Despite concerns about voter confusion, this year’s village of Rhinebeck trustee election went off without a hitch on March 18.
A total of 181 voters showed up at the polls and voted Heath Tortarella, who is not affiliated with a party but ran on the Democratic line, into his first full two-year trustee term, with 164 votes. Tortarella is currently serving as interim mayor and has said that if the board is willing to appoint him as interim mayor for 2014-15 starting April 1, he would be willing to continue serving.
Newcomer Gary Kenton, a Democrat, ran on a third-party “Rhinebeck United” line and won the second open trustee seat, with 131 votes. “It’s very gratifying to win an election…I’ve already gotten involved in some of the day-to-day [village] operations and I’m looking forward to working with the other trustees on all the business that comes before the board,” Kenton told the Observer.
Incumbent trustee Brant Neuneker, a Democrat, also appeared on the ballot and got 58 votes. Shortly before the election, he had announced his intention to resign his trustee position at the end of the month after serving two two-year terms. In his resignation statement, he thanked the many people he has served with in local government. “It has been a great pleasure to work with all village employees and volunteer board members. Thanks to all of you and special thanks to [interim village clerk] Pat Coon,” he said in the statement.

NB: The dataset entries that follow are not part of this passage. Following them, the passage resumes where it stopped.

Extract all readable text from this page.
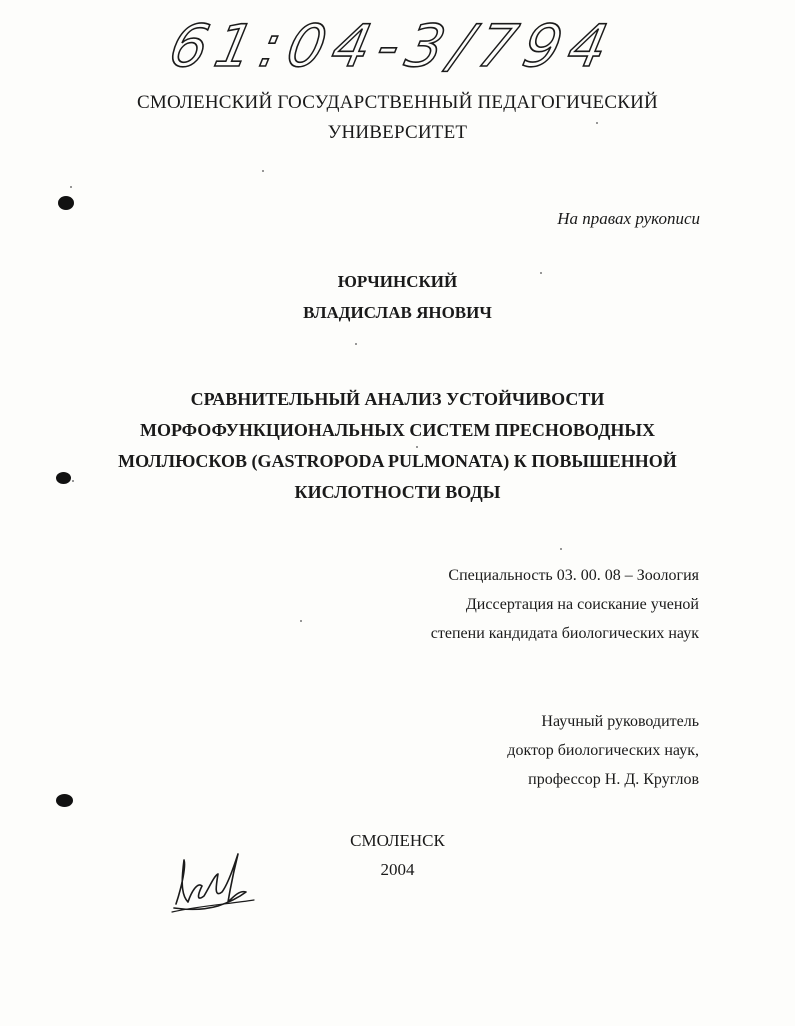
61:04-3/794
СМОЛЕНСКИЙ ГОСУДАРСТВЕННЫЙ ПЕДАГОГИЧЕСКИЙ
УНИВЕРСИТЕТ
На правах рукописи
ЮРЧИНСКИЙ
ВЛАДИСЛАВ ЯНОВИЧ
СРАВНИТЕЛЬНЫЙ АНАЛИЗ УСТОЙЧИВОСТИ
МОРФОФУНКЦИОНАЛЬНЫХ СИСТЕМ ПРЕСНОВОДНЫХ
МОЛЛЮСКОВ (GASTROPODA PULMONATA) К ПОВЫШЕННОЙ
КИСЛОТНОСТИ ВОДЫ
Специальность 03. 00. 08 – Зоология
Диссертация на соискание ученой
степени кандидата биологических наук
Научный руководитель
доктор биологических наук,
профессор Н. Д. Круглов
СМОЛЕНСК
2004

In Tivoli, meanwhile, an uncontested election drew 70 voters (including four absentee ballots), with 68 voting their support for incumbent Deputy Mayor and trustee Joel Griffith, who is not a registered member of a political party, and 54 endorsing Jeanann Schneider, a Republican.
This will be Griffith’s second term and Schneider’s first full term; she was appointed to former Deputy Mayor Michael Leedy’s seat after he resigned in June 2013.